New Entrants into Mobile Operating Systems Space

This is interesting time in dynamic mobile space. Old incumbent platforms are dying (Blackberry, Symbian, webOS) because the market cannot sustain the fragmentation and but new platforms are emerging.
  • August 1, I wrote blog article that Alibaba is releasing own mobile operating system. September 10 the company announced localization in Traditional Chinese and English
  • End of August I wrote another article that Korean government endorsed its OEMs to create own mobile operating system, considering Samsung already had own semi-successful OS named BADA
  • In a recent interview with The Economic Observer, HTC co-founder and chairwoman Cher Wang said that it is considering purchase of own operating system.
Why all major phone makers suddenly considering building or buying own operating system? Perhaps because free Android is no longer free. Microsoft is charging between $5 and $15 per phone patent royalties, some of which exceed licence fees for Windows Phone 7.

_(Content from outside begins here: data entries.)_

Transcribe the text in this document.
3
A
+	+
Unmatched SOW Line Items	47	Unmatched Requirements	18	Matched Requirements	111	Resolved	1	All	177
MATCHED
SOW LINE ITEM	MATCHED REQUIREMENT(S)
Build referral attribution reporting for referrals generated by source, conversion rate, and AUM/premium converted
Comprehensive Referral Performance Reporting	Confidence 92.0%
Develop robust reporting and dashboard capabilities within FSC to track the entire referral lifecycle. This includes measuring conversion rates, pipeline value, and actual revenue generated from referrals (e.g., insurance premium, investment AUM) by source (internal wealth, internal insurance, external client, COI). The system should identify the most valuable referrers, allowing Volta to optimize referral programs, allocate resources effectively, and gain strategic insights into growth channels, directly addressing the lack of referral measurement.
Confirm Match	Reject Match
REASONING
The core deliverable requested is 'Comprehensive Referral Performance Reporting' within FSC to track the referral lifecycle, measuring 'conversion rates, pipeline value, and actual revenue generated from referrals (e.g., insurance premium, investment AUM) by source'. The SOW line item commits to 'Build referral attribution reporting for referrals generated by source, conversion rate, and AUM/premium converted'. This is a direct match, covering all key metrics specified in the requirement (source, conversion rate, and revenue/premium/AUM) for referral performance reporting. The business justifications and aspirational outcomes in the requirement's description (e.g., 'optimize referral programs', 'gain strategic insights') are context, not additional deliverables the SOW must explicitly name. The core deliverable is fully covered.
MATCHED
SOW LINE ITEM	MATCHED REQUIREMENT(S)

New mobile platform entrant should be aware about the three major problems:
  • Gaining market share. Ask yourself, why would you buy something other than iPhone or Android phone? I cannot come up with one reason.
  • Developers interest. There are not enough developers to cover half a dozen mobile operating systems and make money the same time. Developers make money on the scale of downloads and the scale decreases with the increase of the platforms. Number and quality of apps are the key to growing market share.
  • Monetization. will the platform make money? If not, I am not sure incremental cost of building and supporting own operating system is lower than licensing Windows Phone or paying royalties for Android.